The popular inference framework vLLM can take advantage of having a model available in lower precision, enabling faster inference times.

You can uncomment the following lines if you want to save the model in 16-bit or even 4-bit precision:

# Merge to 16bit
# model.save_pretrained_merged("model", tokenizer, save_method="merged_16bit",)
# model.push_to_hub_merged("hf/model", tokenizer, save_method="merged_16bit", token=HUGGING_FACE_TOKEN)

# Merge to 4bit
# model.save_pretrained_merged("model", tokenizer, save_method="merged_4bit",)
# model.push_to_hub_merged("hf/model", tokenizer, save_method="merged_4bit", token=HUGGING_FACE_TOKEN)
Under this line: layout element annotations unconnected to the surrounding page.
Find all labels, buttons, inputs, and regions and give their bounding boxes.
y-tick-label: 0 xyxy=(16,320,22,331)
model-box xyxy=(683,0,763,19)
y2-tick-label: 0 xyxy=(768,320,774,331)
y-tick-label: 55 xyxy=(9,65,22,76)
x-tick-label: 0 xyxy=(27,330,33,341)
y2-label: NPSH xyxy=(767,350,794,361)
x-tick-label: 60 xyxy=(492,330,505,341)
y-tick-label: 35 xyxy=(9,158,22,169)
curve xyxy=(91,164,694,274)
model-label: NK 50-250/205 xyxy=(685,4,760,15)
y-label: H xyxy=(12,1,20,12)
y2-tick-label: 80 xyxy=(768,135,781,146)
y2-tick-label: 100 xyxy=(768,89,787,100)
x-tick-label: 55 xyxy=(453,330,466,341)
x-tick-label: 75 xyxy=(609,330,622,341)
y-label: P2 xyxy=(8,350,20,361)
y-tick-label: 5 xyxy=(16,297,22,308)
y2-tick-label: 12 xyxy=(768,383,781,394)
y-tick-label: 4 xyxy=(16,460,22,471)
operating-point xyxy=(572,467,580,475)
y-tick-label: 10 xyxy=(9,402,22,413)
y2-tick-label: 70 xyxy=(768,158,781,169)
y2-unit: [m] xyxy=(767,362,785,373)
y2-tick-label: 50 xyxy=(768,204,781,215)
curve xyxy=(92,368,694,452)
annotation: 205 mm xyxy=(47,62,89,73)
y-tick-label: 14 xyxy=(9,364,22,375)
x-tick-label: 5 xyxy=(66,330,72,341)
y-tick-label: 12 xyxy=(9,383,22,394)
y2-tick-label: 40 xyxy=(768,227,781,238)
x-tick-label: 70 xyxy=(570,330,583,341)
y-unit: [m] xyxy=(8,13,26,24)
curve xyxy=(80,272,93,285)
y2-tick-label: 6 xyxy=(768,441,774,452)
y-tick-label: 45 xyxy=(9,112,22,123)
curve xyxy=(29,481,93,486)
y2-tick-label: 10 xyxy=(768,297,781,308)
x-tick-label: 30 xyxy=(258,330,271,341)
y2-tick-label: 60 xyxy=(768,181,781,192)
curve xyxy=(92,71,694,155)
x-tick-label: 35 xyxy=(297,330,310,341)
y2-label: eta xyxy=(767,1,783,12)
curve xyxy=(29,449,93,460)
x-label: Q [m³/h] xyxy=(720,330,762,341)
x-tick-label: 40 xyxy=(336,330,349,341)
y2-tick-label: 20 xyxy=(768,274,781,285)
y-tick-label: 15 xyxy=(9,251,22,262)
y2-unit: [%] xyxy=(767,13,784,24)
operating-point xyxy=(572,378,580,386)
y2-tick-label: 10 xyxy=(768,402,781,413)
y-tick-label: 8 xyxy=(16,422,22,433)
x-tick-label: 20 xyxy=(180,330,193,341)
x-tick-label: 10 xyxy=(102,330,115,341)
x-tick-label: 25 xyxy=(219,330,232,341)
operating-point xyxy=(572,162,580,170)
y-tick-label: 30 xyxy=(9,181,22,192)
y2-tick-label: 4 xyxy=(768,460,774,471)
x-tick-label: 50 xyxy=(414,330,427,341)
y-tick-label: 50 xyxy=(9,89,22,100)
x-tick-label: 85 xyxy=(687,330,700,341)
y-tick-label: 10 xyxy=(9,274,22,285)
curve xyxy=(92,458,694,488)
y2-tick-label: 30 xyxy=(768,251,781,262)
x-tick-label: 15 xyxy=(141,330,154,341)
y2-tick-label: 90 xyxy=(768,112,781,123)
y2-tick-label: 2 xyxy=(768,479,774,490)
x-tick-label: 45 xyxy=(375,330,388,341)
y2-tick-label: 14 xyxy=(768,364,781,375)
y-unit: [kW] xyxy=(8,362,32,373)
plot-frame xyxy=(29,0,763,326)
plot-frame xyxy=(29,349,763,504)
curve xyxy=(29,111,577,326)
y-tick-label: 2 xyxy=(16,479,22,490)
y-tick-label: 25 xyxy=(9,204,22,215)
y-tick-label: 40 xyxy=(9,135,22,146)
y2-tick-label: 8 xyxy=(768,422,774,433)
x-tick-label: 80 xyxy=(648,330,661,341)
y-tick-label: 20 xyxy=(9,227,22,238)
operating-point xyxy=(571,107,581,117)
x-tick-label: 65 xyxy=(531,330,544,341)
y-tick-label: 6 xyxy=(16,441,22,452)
Alternatively, you can save only the adapter weights, which are very light, but which requires the base model to be able to use it:

# Just LoRA adapters
# model.save_pretrained_merged("model", tokenizer, save_method="lora",)
# model.push_to_hub_merged("hf/model", tokenizer, save_method="lora", token=HUGGING_FACE_TOKEN)

GGUF / llama.cpp Conversion

You can also save the model in the popular GGUF or llama.cpp formats, by uncommenting any of the following:

# Save to 8bit Q8_0
# model.save_pretrained_gguf("model", tokenizer)
# model.push_to_hub_gguf("hf/model", tokenizer, token=HUGGING_FACE_TOKEN)

# Save to 16bit GGUF
# model.save_pretrained_gguf("model", tokenizer, quantization_method="f16")
# model.push_to_hub_gguf("hf/model", tokenizer, quantization_method="f16", token=HUGGING_FACE_TOKEN)

# Save to q4_k_m GGUF
# model.save_pretrained_gguf("model", tokenizer, quantization_method="q4_k_m")
# model.push_to_hub_gguf("hf/model", tokenizer, quantization_method="q4_k_m", token=HUGGING_FACE_TOKEN)

Now, use the model-unsloth.gguf file or model-unsloth-Q4_K_M.gguf file in llama.cpp or a UI based system like GPT4All. You can install GPT4All by going here.